为了有效地准备数据以摄取到 Vertex AI RAG 引擎中，我们现在将清理后的产品数据格式化为 JSON 行（JSONL）格式，并在每个文件中存储多个产品。

JSON 行格式：在 JSONL 中，每行都是一个有效的 JSON 对象。这种格式非常适合大型数据集，并且受 RAG 引擎import_files()方法支持。
每个文件多个产品：我们不会为每个产品创建单独的文件，而是将多个产品分组到每个 JSONL 文件中。这样可以减少文件总数，并且可以提高导入效率。
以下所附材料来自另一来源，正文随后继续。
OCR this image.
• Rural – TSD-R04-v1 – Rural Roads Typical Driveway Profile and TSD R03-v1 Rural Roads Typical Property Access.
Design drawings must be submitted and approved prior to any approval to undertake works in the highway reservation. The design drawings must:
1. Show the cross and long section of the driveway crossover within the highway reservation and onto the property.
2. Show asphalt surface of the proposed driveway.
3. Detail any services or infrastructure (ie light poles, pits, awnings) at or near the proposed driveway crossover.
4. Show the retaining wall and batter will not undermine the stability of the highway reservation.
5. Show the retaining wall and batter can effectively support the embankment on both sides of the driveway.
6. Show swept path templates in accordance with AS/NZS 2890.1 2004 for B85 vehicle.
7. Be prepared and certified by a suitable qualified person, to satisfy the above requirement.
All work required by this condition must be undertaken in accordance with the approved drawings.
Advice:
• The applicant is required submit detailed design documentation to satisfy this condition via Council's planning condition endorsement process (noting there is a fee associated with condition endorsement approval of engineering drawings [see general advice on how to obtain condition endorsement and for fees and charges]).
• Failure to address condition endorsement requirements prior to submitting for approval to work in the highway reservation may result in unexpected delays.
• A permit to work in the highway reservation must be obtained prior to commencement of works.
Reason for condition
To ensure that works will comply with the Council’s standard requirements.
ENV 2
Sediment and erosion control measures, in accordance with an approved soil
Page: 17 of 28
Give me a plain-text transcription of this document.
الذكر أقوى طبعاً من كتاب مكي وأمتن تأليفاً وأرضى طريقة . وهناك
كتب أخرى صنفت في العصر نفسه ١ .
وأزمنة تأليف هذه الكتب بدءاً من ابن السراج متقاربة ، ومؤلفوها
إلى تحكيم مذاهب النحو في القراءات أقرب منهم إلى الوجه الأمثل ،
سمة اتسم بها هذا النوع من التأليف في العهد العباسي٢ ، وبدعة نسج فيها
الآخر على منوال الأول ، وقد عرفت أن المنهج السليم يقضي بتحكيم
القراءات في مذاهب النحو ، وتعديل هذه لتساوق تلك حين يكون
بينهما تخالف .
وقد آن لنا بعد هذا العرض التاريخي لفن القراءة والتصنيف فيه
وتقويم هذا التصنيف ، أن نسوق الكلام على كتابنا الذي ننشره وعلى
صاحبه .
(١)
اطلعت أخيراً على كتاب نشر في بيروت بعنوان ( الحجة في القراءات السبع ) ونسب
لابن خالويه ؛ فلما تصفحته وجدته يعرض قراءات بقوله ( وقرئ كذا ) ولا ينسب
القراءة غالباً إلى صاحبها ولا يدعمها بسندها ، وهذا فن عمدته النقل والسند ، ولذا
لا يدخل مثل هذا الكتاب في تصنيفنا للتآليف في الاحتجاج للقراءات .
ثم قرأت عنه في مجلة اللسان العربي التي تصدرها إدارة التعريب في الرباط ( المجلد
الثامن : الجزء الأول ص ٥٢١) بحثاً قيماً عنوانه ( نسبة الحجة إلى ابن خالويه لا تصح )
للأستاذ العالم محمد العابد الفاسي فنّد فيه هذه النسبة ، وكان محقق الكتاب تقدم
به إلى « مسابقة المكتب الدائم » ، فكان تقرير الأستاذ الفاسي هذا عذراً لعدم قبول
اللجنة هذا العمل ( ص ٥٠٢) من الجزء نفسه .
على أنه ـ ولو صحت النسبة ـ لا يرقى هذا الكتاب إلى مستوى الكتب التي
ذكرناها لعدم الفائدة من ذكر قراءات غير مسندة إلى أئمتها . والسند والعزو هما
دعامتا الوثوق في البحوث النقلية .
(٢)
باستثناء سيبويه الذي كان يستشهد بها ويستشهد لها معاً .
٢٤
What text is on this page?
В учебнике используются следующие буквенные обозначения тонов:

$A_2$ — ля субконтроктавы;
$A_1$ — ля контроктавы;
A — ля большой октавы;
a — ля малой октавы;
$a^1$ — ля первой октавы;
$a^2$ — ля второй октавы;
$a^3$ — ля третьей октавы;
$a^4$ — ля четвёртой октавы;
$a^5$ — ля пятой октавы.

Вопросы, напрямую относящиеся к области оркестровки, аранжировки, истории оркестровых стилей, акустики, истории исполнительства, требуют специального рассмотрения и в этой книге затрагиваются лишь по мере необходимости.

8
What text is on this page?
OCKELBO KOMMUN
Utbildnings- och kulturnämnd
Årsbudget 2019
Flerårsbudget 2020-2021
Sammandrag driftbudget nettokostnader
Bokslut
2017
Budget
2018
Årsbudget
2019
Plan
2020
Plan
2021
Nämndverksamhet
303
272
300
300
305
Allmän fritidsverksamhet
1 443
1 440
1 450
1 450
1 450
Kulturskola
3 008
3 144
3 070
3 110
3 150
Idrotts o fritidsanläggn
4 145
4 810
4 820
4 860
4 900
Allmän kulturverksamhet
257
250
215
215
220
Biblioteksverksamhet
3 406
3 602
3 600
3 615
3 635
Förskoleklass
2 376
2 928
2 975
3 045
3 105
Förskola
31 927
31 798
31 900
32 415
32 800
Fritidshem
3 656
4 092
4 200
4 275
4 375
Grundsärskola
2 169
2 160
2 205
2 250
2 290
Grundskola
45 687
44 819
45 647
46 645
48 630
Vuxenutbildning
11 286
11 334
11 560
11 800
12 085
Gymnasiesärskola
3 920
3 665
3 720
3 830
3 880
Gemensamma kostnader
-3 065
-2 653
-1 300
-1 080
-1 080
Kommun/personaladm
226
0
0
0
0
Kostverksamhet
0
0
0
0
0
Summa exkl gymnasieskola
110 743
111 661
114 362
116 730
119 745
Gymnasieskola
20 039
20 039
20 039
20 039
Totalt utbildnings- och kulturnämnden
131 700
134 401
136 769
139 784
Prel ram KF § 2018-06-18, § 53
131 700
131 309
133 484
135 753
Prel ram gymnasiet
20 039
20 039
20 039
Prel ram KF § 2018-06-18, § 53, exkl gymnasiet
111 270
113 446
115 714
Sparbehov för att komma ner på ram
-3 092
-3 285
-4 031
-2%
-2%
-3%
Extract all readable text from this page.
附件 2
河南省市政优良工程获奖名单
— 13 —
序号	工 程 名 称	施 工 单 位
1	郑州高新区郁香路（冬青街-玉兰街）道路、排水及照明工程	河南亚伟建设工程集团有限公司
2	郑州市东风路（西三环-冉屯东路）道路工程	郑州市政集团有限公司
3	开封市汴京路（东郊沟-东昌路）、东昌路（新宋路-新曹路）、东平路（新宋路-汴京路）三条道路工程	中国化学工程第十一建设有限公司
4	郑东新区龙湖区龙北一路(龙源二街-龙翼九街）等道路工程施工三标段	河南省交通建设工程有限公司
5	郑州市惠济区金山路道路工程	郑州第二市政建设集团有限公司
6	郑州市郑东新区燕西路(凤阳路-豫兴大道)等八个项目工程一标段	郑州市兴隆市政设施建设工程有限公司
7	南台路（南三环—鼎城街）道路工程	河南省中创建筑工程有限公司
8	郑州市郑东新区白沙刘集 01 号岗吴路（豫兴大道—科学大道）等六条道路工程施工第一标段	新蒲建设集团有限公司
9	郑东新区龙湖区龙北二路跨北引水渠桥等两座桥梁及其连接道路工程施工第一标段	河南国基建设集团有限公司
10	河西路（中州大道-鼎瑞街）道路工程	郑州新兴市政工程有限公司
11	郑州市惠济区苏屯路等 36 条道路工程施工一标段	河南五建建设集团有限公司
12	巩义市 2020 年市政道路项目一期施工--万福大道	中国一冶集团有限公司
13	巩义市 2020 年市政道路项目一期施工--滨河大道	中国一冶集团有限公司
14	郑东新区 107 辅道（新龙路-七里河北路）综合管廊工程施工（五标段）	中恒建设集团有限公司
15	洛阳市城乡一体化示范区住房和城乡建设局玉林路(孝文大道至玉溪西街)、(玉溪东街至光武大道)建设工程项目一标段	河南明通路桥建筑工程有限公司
from google.cloud import storage
import os
import json

# Configuration for Google Cloud Storage
PROJECT_ID = "rag-product-recommendation"  # Replace with your project ID
BUCKET_NAME = "rag-genaipros"  # Replace with your bucket name
OUTPUT_PREFIX = "amazon_product_data"
GCS_BUCKET_PATH = f"gs://{BUCKET_NAME}/{OUTPUT_PREFIX}"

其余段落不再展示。